Siamo un Paese ben strano, capace di infuocarsi su singoli casi e mai capace di trovare soluzioni generali e risolutive.
E’ stato così per l’indulto, di cui ancora si discute con fuorvianti statistiche o titoli di giornali sensazionalistici: l’indulto è un provvedimento spot, teso a risolvere un problema contingente ovvero il sovraffollamento delle carceri, ma che non incide sulle linee di tendenza del fenomeno più generale. Serve e serviva solo a guadagnare tempo per una riforma capace di evitare il problema alla fonte, diminuendo il flusso in ingresso e trovando misure alternative alla carcerazione. Chiaramente, nessuna riforma è stata varata, anzi, nemmeno se ne parla più e non è più individuato come problema. Tra dieci anni o forse anche meno, ci troveremo forse ancora a parlare di indulto…

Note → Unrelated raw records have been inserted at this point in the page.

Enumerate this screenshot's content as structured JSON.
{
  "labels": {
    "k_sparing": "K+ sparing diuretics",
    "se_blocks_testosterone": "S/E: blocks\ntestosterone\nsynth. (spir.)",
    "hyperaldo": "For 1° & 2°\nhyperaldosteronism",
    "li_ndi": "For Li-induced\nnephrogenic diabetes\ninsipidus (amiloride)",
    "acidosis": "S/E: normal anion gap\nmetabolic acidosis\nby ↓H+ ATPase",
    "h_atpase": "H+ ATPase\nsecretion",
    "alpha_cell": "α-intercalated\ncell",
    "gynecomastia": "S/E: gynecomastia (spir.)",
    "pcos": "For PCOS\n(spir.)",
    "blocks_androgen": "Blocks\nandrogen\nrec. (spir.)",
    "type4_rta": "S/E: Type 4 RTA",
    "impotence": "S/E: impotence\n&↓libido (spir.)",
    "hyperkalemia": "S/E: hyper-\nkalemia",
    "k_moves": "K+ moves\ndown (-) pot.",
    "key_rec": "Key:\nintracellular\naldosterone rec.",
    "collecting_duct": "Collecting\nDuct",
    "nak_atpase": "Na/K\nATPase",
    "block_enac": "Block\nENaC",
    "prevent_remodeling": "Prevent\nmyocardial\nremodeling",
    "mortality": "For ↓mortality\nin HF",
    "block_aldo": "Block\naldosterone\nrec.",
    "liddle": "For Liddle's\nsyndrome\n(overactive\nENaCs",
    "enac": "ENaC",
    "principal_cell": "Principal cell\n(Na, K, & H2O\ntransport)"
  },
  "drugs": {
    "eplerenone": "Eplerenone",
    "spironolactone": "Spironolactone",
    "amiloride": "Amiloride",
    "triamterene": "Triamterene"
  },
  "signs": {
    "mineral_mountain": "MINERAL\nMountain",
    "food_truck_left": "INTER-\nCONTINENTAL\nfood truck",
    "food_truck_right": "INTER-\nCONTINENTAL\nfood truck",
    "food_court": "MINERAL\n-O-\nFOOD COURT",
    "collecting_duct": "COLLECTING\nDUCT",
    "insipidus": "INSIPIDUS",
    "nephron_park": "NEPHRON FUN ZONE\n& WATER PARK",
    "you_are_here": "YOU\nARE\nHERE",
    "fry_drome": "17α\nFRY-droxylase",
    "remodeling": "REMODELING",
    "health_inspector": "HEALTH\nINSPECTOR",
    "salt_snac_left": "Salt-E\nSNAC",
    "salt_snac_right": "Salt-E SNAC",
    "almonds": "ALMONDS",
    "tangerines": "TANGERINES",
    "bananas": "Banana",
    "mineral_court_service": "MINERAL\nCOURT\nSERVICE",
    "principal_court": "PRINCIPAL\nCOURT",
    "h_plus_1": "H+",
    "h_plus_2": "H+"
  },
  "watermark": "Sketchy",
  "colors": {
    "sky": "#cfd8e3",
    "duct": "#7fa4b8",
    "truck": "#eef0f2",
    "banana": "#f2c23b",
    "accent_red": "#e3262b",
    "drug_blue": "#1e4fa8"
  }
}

E’ così con il testamento biologico e con la buona morte. Il caso Welby ha fatto sensazione, ha fatto discutere, ha generato un profondo dibattito. Di una legge che metta chiarezza nella materia, però, nessuna traccia. Così, il padre di Eluana Englaro, oggi, assisterà ad una seduta della Cassazione sul destino di sua figlia, da 18 anni in stato vegetativo. Spero di no, ma ho molta paura che si vivrà l’ennesimo nulla di fatto. Mi chiedo anche se sia corretto che un potere dello Stato debba ogni volta sostituirsi, nel bene e nel male, ad un altro preposto invece a indicare la strada mediante la promulgazione di leggi ad hoc. In questo senso, il lavoro di alcune associazioni come quella intitolata a Luca Coscioni o A Buon Diritto, guidata da Luigi Manconi, fanno un lavoro molto importante, rintuzzando continuamente la nostra memoria fallace.